Private entities are intimately aware of the threat drones pose to soft and hard targets important to America, to include a presidential candidate speaking from a podium in Pennsylvania. It is these private entities, the mercenaries of tomorrow, who should receive letters of marque from the United States of America to bring cutting edge lethal insights to judicious effect on the enemies of our nation.

The future of warfare will not be determined by tank battalions or billion-dollar defense programs, but by the speed, ingenuity, and ruthlessness with which violence can be wielded by those once thought peripheral to the battlefield. Perhaps this will be a world split between F-47 6th Generation Fighter engagements and autonomous FPV attacks. Either way, our defense strategy, and accompanying policy, should consider all worlds.
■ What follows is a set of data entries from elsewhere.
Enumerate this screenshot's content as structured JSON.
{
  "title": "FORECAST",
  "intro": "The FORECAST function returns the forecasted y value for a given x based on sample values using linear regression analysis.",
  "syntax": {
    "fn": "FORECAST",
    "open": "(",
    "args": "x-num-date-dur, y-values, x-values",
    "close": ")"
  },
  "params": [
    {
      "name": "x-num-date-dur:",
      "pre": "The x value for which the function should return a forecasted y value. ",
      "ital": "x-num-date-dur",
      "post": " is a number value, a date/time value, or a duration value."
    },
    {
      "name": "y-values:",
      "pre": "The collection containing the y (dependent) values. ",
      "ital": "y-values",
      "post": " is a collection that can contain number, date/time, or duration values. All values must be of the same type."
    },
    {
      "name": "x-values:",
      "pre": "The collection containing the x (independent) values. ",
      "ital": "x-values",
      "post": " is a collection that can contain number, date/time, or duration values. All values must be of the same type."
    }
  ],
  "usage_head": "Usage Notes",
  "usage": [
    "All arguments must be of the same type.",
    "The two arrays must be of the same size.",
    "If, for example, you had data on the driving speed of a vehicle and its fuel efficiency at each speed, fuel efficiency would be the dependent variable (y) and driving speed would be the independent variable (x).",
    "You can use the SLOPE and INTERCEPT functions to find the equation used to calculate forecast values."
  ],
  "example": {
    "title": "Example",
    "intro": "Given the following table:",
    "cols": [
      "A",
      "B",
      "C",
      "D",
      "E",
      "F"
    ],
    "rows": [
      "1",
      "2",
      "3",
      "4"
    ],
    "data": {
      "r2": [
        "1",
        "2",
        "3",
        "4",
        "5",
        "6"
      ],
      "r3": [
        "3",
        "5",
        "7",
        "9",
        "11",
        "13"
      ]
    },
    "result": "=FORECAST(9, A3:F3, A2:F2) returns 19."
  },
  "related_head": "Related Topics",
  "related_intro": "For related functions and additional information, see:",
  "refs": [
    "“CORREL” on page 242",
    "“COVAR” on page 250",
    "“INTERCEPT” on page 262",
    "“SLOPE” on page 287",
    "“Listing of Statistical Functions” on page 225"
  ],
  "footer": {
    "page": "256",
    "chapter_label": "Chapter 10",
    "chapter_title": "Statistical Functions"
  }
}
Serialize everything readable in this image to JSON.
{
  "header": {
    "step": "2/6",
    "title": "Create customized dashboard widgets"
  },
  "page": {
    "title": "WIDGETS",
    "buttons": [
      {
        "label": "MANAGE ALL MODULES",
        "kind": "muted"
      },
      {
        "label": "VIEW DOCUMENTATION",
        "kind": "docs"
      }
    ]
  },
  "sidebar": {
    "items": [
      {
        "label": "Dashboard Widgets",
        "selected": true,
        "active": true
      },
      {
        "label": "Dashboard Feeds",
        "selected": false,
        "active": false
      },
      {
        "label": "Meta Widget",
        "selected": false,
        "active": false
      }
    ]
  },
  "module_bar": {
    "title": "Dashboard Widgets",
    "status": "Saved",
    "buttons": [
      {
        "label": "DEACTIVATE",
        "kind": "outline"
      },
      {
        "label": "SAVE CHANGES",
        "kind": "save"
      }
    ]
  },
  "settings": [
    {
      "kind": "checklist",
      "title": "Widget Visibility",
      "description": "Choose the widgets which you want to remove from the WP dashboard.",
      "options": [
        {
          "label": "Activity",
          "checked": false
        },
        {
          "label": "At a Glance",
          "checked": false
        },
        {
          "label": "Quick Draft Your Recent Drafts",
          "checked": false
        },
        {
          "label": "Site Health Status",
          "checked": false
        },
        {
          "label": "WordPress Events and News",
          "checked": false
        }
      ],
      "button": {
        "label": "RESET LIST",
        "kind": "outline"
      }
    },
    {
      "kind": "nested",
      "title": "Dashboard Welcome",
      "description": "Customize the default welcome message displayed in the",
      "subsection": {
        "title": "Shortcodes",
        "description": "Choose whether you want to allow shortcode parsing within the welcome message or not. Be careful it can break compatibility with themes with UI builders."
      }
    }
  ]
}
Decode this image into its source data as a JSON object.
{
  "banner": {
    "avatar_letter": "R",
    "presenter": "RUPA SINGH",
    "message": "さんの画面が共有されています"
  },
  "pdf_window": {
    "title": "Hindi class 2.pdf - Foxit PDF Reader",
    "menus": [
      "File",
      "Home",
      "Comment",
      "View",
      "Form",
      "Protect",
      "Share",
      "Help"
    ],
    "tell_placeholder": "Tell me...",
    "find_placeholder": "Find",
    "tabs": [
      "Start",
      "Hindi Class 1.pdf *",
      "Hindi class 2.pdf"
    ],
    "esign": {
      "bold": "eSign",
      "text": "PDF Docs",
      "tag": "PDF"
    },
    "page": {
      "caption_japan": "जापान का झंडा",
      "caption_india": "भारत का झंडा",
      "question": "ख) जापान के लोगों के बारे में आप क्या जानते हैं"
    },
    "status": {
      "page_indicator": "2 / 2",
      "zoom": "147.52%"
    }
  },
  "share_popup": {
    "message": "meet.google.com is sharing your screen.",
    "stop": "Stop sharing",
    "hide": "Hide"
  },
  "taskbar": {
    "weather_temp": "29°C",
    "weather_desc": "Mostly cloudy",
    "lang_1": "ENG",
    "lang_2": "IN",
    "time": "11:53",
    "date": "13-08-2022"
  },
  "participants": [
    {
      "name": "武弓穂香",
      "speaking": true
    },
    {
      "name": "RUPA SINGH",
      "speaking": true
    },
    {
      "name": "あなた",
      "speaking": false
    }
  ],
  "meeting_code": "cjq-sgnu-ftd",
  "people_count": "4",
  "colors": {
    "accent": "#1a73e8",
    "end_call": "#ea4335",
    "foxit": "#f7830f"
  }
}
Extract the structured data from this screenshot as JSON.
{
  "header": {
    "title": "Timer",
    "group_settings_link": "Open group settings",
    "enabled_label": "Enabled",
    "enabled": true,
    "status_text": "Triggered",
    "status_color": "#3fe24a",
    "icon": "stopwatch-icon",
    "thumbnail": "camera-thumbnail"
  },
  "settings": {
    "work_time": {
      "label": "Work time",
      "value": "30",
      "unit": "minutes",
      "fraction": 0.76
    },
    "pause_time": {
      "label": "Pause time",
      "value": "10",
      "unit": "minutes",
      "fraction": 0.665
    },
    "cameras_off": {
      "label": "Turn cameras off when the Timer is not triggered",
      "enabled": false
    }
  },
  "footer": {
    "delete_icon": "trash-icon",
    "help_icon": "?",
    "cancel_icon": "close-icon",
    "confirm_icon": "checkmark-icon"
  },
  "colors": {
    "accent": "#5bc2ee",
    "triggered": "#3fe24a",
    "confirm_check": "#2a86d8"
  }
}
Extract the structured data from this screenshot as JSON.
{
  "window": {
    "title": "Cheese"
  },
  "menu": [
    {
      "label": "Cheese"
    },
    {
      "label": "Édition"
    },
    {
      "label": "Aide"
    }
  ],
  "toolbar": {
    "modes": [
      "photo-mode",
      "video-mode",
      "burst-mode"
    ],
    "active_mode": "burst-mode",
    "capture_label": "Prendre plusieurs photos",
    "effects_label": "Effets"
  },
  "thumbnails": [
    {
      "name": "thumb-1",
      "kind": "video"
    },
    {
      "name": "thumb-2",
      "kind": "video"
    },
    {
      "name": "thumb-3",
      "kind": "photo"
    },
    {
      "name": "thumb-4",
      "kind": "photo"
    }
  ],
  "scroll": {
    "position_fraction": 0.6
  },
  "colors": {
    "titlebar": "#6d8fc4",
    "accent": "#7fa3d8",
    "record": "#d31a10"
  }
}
As drones descend upon armored columns and code becomes as lethal as gunpowder, the monopoly of the state over organized force ends. In this new era, where kinetic power is as accessible as a smartphone and innovation moves at the speed of weeks, not decades, America must choose: remain shackled by the inertia of legacy institutions or revive the tools of our revolutionary past. Letters of marque—long dormant, yet constitutionally enshrined—offer a bridge to the future, empowering trusted private actors to defend the Republic with the speed and precision modern conflict demands.